Der Widerstand ehrt in jedem Fall die Offiziere und Unteroffiziere. Sie haben immerhin einen Eid darauf abgelegt, zusammen mit ihren Soldaten die Republik auch unter Einsatz des eigenen Lebens zu verteidigen. Das passt so gar nicht mit dem billigen parteipolitischen Opportunismus der SPÖ-Führung zusammen.

Der Widerstand ehrt aber auch die – wenigen – mutigen SPÖ-Abgeordneten. Immerhin zeigt sich, dass auch in dieser Partei einige sitzen, denen Grundsätze wichtiger sind als populistischer Opportunismus. Warum sie dann nicht schon längst einem Werner Faymann die Treue aufgekündigt haben, bleibt freilich offen. Weiß doch schon seit Jahr und Tag jeder bis auf Josef Pröll, dass der Mann mit der Visitenkarte „Bundeskanzler“ seine Großmutter und als Zugabe auch noch Österreich zu verkaufen bereit wäre, nur um sich an der Macht halten zu können. Und dass er natürlich auch parteiabhängige Schwächlinge wie einen Darabos zu Ähnlichem zwingen kann.

Norbert Darabos hat freilich dennoch juristisch und politisch das Recht, einen Generalstabschef abzuberufen, der mit ihm nicht einer Meinung ist. Denn ohne den in der Verfassung festgehaltenen Primat der Politik kann kein Land funktionieren.

Gleichzeitig weiß Darabos, dass er mit einem Disziplinarverfahren gegen den abberufenen General Entacher keine Chance hätte. Es kann kein Disziplinarverfahren gegenüber Staatsbürgern geben, die ihre verfassungsmäßigen Rechte in Anspruch nehmen. Und dazu zählt nun mal die Meinungsfreiheit.

Der Minister kann Soldaten lediglich den Befehl beziehungsweise die Weisung geben, in dienstlicher Funktion keine öffentlichen Aussagen zu machen und in privater Funktion kein dienstliches Wissen preiszugeben. Aber mit den Argumenten des gesunden Menschenverstandes darf sich zweifellos auch künftig ein General genauso wie ein Gefreiter zu Wort melden. Ein Soldat kann also jedenfalls den Rücktritt auch des eigenen Ministers verlangen. Schwerer tut er sich hingegen, wenn er taktisch-strategische Analysen, die notgedrungen auf seinem Dienstwissen aufbauen, in die Rücktrittsforderung einbaut.

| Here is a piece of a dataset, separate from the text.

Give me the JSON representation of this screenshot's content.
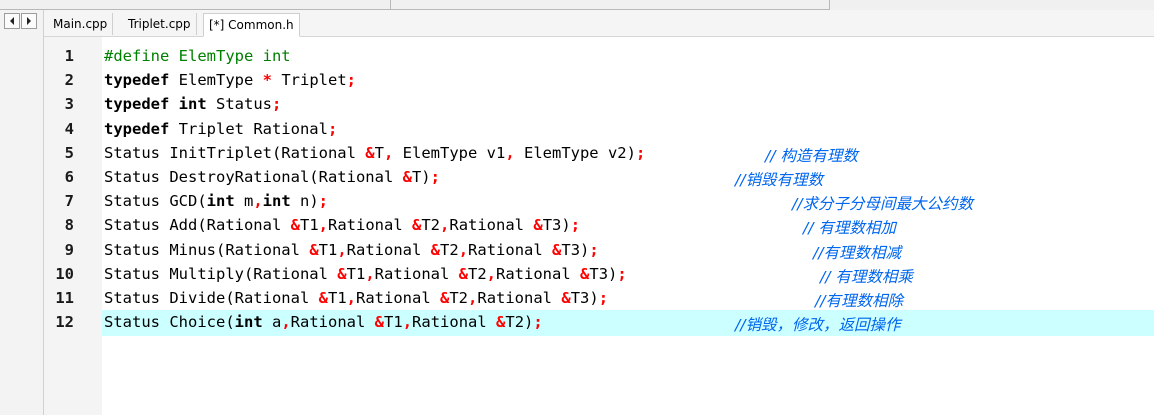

Ein Minister kann sich gegenüber anders denkenden Beamten nur auf eine Weise rächen: bei Beförderungen beziehungsweise Funktionseinteilungen. Wer Charakter und Gewissen hat, der wird das aushalten. Vor allem ein Generalstabschef tut sich da leicht, der nichts mehr werden kann und an dessen Bezügen sich durch die Abberufung nichts ändern kann.

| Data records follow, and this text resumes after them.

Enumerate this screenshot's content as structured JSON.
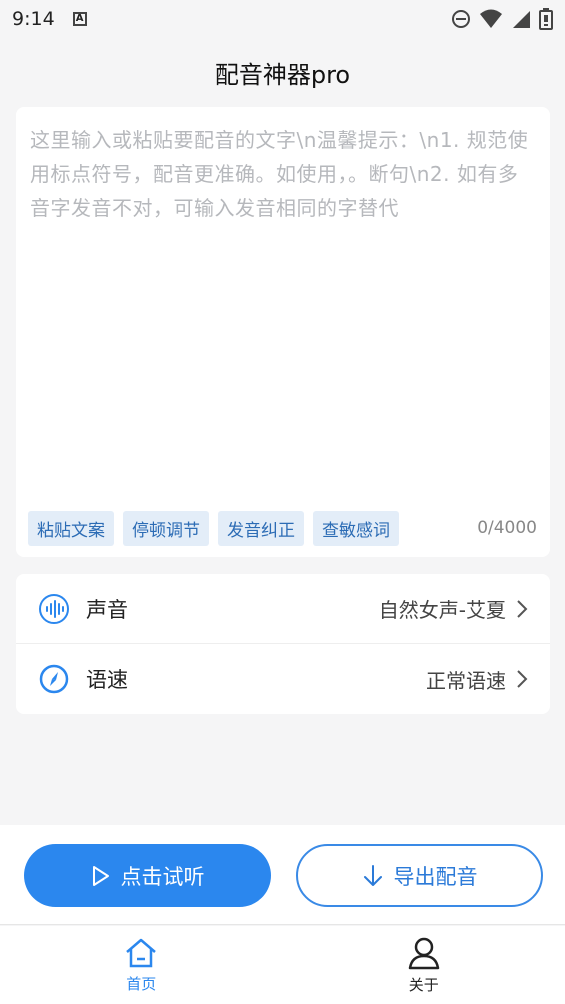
{
  "status_bar": {
    "time": "9:14",
    "icons": [
      "a-notification-icon",
      "do-not-disturb-icon",
      "wifi-icon",
      "signal-icon",
      "battery-icon"
    ]
  },
  "app": {
    "title": "配音神器pro"
  },
  "editor": {
    "placeholder": "这里输入或粘贴要配音的文字\\n温馨提示：\\n1. 规范使用标点符号，配音更准确。如使用，。断句\\n2. 如有多音字发音不对，可输入发音相同的字替代",
    "char_count": "0/4000",
    "chips": [
      "粘贴文案",
      "停顿调节",
      "发音纠正",
      "查敏感词"
    ]
  },
  "settings": {
    "voice": {
      "label": "声音",
      "value": "自然女声-艾夏",
      "icon": "sound-wave-icon"
    },
    "speed": {
      "label": "语速",
      "value": "正常语速",
      "icon": "speedometer-icon"
    }
  },
  "actions": {
    "listen_label": "点击试听",
    "export_label": "导出配音"
  },
  "tabs": [
    {
      "label": "首页",
      "icon": "home-icon",
      "active": true
    },
    {
      "label": "关于",
      "icon": "user-icon",
      "active": false
    }
  ],
  "colors": {
    "accent": "#2b87ee",
    "chip_bg": "#e3edf8",
    "chip_text": "#2c6cb5",
    "page_bg": "#f5f5f6",
    "placeholder_text": "#b6b8bc"
  }
}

Wäre es anders, wären wir wieder in die Zeit der Monarchie zurückgesunken: Damals durften Offiziere nicht einmal vom Wahlrecht Gebrauch machen. Weder aktiv noch passiv. Sie hatten willenlose Instrumente des Kaisers zu sein. Will uns jetzt ausgerechnet die Sozialdemokratie wieder in jene Zeiten zurückführen? Das wäre nun doch ein Treppenwitz der Geschichte, ist der jetzigen SPÖ-Führung aber durchaus zuzutrauen. Hat doch beispielsweise auch der Bundeskanzler den mit der Erstellung unabhängiger Rechtsgutachten beauftragten Chef des Verfassungsdienstes brutal gefeuert, der im Gegensatz zu Entacher öffentliche Kritik geäußert hat – während Vorvorgänger Schüssel übrigens noch alle roten Sektionschefs verlängert hat.

Dass weisungsunterworfene Beamte volle Meinungsfreiheit haben, zeigt sich auch daran, dass es in der Republik schon Hunderte Beamte als Abgeordnete gegeben hat – auch Abgeordnete einer anderen Partei als jener des Ministers.

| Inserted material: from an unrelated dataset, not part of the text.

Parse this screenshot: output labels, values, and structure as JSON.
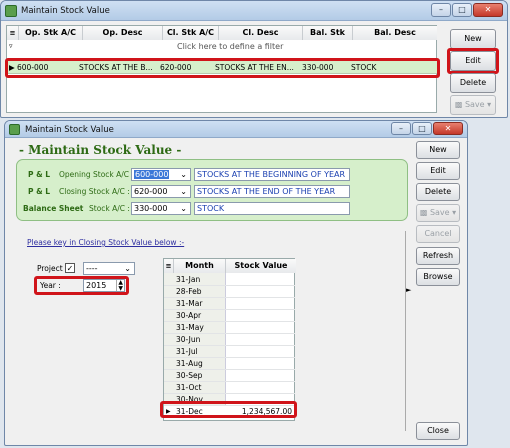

Das einzige, woran Beamte gebunden sind, sind Weisungen, Amtsgeheimnisse  und Gesetze. Aber von einem Gesetz über das Ende der Wehrpflicht sind die krausen und völlig unkonkreten Vorstellungen des Herrn Darabos noch Kilometer entfernt. Es gibt nicht einmal Regierungsbeschlüsse dazu. Und die ÖVP scheint langsam zu erkennen, dass sie bei einer auch nur annähernden Zustimmung zu den Darabos-Plänen weitere Mandate an die Strache-FPÖ verlieren würde. So wie schon bei jedem bisherigen Nachgeben vom Grundeinkommen bis zur Schwulenehe bis zur Verlängerung der Hacklerregelung bis zur Verschiebung des Budgets nach die Wiener Wahlen.

Die Berufssoldaten waren bisher eine schwarze Festung. Die würden wohl geschlossen zu den Blauen wechseln, während die SPÖ mit ihrer anti-Wehrdienst-Linie höchstens bei den 16- bis 18-jährigen Burschen punkten kann.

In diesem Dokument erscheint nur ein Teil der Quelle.